ネタバレ?感想 木々津克久 『フランケン・ふらん Frantic』2巻

フランケン・ふらん Frantic 2 (チャンピオンREDコミックス)
フランケン・ふらん Frantic 2 (チャンピオンREDコミックス)

 大体の内容「この精神的グロが怖い!大賞受賞、としたい」。1巻は色々な短編があったというのに相変わらず精神的ブラクラ具合を見せていましたが、連載の、ふらんの勘を取り戻したかのような精神面のグロさ具合がちょっと尋常ではなくなってきているのが、『フランケン・ふらん Frantic』2巻なのです。
 木々津克久漫画というと精神的なグロさ、という言い方を常々してしまう私ですが、それが全くその通りなのでどうしようもない、というのが今までの評です。
 2巻はどうか。
 って、先に言ってますね。そう、やっぱりヤバイやつでした。グロさ具合は相変わらずなんですが、そこにちゃんと木々津先生の腕前が見える部分も多く、単純にグロッ! で終わらないという、それはそれでたちが悪い仕上がりになっています。特に第7話『アンダーグラウンド』は、我々と彼ら、どっちがグロいのか、という謎の対比をかましてきて、木々津漫画の真骨頂と言える出来栄えでした。そこについては特に掘り下げませんが。あれです、「見てください!」ですよ、シャクティ声で。
 さておき。
 そういう変化をしながらえぐり込んでくる精神グロもありますが、わりとダイレクトな精神グロもきちんと搭載しているのが、この漫画の末恐ろしさです。しかも、それが天辺レベルなのが、巻の最初と最後にある、という凶悪なサンドイッチ構造。2巻の読感を完全にコントロールしてきています。多分に偶然というか、違う構成でもグロかったろうというかですが、それでもかなりのレベルの精神責めをしてきます。
 この巻のド頭、第4話『オン・ザ・ミルキー・ロード』は、母乳が主題の話です。いきなりトンでますね?

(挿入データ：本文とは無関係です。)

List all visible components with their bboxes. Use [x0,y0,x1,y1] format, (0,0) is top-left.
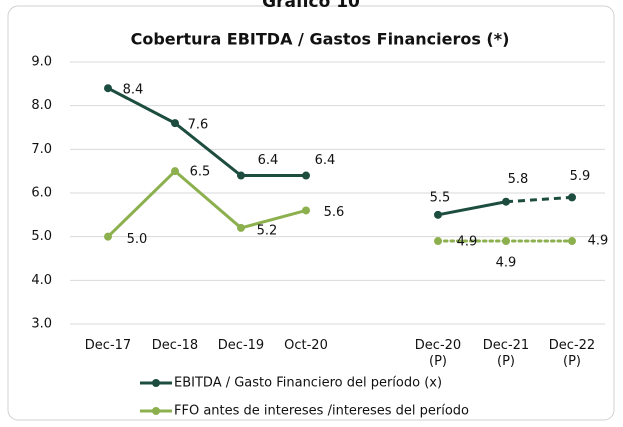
x-tick-label: Dec-20 (P) [414,338,462,369]
point [302,206,310,215]
data-label: 5.9 [570,169,591,184]
line-segment [107,86,176,125]
line-segment [174,121,242,177]
line-segment [174,170,242,230]
legend-label: EBITDA / Gasto Financiero del período (x… [174,376,442,391]
data-label: 5.0 [127,232,148,247]
y-tick-label: 7.0 [31,142,52,157]
data-label: 4.9 [588,234,609,249]
line-segment [437,200,507,217]
data-label: 4.9 [457,235,478,250]
point [104,84,112,93]
point [237,223,245,232]
legend-label: FFO antes de intereses /intereses del pe… [174,404,469,419]
data-label: 5.5 [430,190,451,205]
x-tick-label: Dec-18 [151,338,199,353]
legend-marker [152,379,160,387]
y-tick-label: 6.0 [31,186,52,201]
x-tick-label: Oct-20 [284,338,328,353]
data-label: 6.4 [258,153,279,168]
point [434,237,442,246]
point [171,119,179,128]
point [171,167,179,176]
chart-frame [7,5,615,421]
point [104,232,112,241]
line-segment [240,209,307,230]
data-label: 8.4 [123,83,144,98]
data-label: 6.5 [190,165,211,180]
point [434,210,442,219]
chart-title: Cobertura EBITDA / Gastos Financieros (*… [131,30,510,49]
point [302,171,310,180]
y-tick-label: 3.0 [31,317,52,332]
x-tick-label: Dec-17 [84,338,132,353]
point [568,237,576,246]
line-segment [106,170,177,238]
y-tick-label: 8.0 [31,98,52,113]
point [568,193,576,202]
point [502,237,510,246]
legend-marker [152,407,160,415]
x-tick-label: Dec-22 (P) [548,338,596,369]
y-tick-label: 9.0 [31,55,52,70]
point [502,197,510,206]
y-tick-label: 5.0 [31,229,52,244]
data-label: 4.9 [496,256,517,271]
x-tick-label: Dec-21 (P) [482,338,530,369]
data-label: 5.8 [508,172,529,187]
data-label: 7.6 [188,118,209,133]
data-label: 5.6 [324,205,345,220]
y-tick-label: 4.0 [31,273,52,288]
data-label: 6.4 [315,153,336,168]
x-tick-label: Dec-19 [217,338,265,353]
header: Gráfico 10 [262,0,360,12]
point [237,171,245,180]
data-label: 5.2 [257,223,278,238]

 内容の方も開幕から頭の断面図、脳の方に働き掛けないとなので当然のようにそこに施術します、で視覚面のグロさも忘れないサービス精神と、赤ん坊に与えるものだった母乳が、どんどんと貴族的ステイタスになっていく、それに対して自分の母乳がその中でトップに! とか言い出す精神的なグロさ加減はかなりのものです。
 そこまででもかなり嫌気がある内容ですが、最終的に母乳のトップに、というのが行き過ぎてしまうのです。内臓とかは全く出ないけどグロい。というまた新たな境地にいっちゃうのもありますが、そこに対して罰は無い、という終わり方をしてくるのです。それで幸せなら、いいのか? というのに対して答えとか全く見せてきません。それを考えるのは、あなただ。とも言いません。そして、ある意味幸せそうにすら見える終わり方なのです。実際、生理的には幸福感に包まれているのだ、とすら指摘します。

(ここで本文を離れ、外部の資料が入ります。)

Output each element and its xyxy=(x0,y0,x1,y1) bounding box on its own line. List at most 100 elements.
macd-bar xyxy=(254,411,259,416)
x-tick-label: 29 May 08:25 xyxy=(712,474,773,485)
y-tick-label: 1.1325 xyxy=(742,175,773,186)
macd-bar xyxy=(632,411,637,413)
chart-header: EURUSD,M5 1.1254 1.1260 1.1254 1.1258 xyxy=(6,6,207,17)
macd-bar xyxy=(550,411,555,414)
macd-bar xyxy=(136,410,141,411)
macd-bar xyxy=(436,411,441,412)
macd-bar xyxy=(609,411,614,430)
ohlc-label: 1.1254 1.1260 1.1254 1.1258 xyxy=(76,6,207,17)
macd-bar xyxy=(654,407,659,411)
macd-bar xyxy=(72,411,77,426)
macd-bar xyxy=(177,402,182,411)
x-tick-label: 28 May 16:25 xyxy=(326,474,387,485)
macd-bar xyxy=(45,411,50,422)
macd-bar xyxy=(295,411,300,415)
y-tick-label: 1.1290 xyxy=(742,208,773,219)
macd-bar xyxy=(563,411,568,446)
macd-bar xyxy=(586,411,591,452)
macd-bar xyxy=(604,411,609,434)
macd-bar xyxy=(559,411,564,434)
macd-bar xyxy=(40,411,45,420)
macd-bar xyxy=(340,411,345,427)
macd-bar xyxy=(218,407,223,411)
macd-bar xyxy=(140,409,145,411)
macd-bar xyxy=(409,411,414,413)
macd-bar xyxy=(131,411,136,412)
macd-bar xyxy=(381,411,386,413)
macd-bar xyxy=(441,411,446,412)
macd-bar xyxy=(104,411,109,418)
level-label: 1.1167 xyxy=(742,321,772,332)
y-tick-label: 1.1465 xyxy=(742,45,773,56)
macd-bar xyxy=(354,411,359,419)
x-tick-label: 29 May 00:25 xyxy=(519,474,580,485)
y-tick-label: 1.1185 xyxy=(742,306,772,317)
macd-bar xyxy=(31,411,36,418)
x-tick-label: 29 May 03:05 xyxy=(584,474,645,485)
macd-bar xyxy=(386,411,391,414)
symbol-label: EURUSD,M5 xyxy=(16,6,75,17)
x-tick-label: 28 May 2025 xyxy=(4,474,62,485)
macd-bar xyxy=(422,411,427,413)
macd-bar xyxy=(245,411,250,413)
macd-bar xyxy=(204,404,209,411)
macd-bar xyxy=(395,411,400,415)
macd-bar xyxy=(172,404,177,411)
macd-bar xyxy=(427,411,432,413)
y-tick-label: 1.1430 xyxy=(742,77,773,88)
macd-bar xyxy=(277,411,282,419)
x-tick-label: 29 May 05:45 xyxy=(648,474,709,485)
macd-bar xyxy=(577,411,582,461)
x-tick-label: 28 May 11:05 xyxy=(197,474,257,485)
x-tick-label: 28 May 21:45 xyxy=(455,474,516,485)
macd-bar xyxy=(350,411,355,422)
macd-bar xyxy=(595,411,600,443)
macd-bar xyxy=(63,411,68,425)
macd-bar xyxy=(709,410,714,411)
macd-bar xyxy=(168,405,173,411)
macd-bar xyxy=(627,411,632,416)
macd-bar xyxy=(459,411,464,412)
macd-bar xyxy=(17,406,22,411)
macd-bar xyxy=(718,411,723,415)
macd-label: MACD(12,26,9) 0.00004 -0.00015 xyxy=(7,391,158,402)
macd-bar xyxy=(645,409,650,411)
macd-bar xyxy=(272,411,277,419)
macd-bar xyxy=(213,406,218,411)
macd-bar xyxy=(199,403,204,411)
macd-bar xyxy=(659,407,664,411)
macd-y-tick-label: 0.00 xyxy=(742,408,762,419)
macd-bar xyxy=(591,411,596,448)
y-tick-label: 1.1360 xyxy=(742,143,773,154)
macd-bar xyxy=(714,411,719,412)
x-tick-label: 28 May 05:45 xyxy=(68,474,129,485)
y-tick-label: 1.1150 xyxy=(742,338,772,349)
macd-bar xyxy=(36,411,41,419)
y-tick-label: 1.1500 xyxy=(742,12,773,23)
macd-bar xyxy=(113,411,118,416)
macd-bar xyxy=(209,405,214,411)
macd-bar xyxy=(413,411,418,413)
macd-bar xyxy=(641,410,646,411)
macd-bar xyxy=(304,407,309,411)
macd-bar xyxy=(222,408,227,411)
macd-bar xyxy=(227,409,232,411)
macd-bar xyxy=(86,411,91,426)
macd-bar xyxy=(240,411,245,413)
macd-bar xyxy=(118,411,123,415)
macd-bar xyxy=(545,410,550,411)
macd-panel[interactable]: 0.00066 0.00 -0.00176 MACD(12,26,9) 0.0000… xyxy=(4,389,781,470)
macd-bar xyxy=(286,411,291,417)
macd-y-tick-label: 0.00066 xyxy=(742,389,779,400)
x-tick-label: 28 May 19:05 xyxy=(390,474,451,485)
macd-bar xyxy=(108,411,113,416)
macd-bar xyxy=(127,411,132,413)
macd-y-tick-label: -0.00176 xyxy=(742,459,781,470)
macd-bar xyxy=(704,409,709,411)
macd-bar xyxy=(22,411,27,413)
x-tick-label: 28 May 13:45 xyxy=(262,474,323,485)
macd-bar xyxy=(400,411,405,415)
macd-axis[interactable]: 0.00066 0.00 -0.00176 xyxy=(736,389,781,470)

 ここ、テストに出ます。こういう、投げっぱなしではない、でも明らかにこちらに対して投げてきているんですけど!? という球筋。これぞ木々津流。などと言葉遊びをしてしまわないとこちらが持たないのです。考えてしまう人だと本当にこの漫画は罠な気がするくらいです。ある意味では誠実なんですが、そこ誠実にしてしまう意味があるんですかというか。
 さておき。
 この巻の最後の話、第10話『おいしい生活』。味覚、味蕾が死んでいる子がその味覚を取り戻して、という話。ここも舌への施術シーンがダイレクトにグロなんですが、それ以前に普通な話ならいい話としてもあっさり終わり過ぎるくらいにその辺はさくっと収まります。が、その後が、まあグロい。生来、味覚が死んでいたから、それを取り戻したら超絶に反応してしまって、というのはまだいいんですよ。その後がね……。まさか、味覚回復がこんなに危険だったとは、という反応をするしかない、ごっついのが来ます。それだけ、味というのが人間にもダイレクトなんだ、というのを見せるにしても、なんとうかこう、手心というか。ですよ。そこに対してそうなるのか、ってなってしまう見せ方も、もう少しこう……。
 正直、このごっついシーンが耐えられるかどうか、あと第4話の締めにも耐えられるかどうか、というのが、この漫画を今後も楽しめるのかという部分へのジャッジを下しています。慣れている私でも、ページをめくるのが怖い、という久しぶりな感覚に襲われましたからね。この場合、ホラー的に怖いと言っていいのか、というのはありますが。いきなりボールが顔面に! という恐怖はホラーなのか違うのかという命題すら感じさせてくれました。
 そういう、木々津味が全開になっているのが『フランケン・ふらん Frantic』2巻なのです。無茶だけど好きぃ……。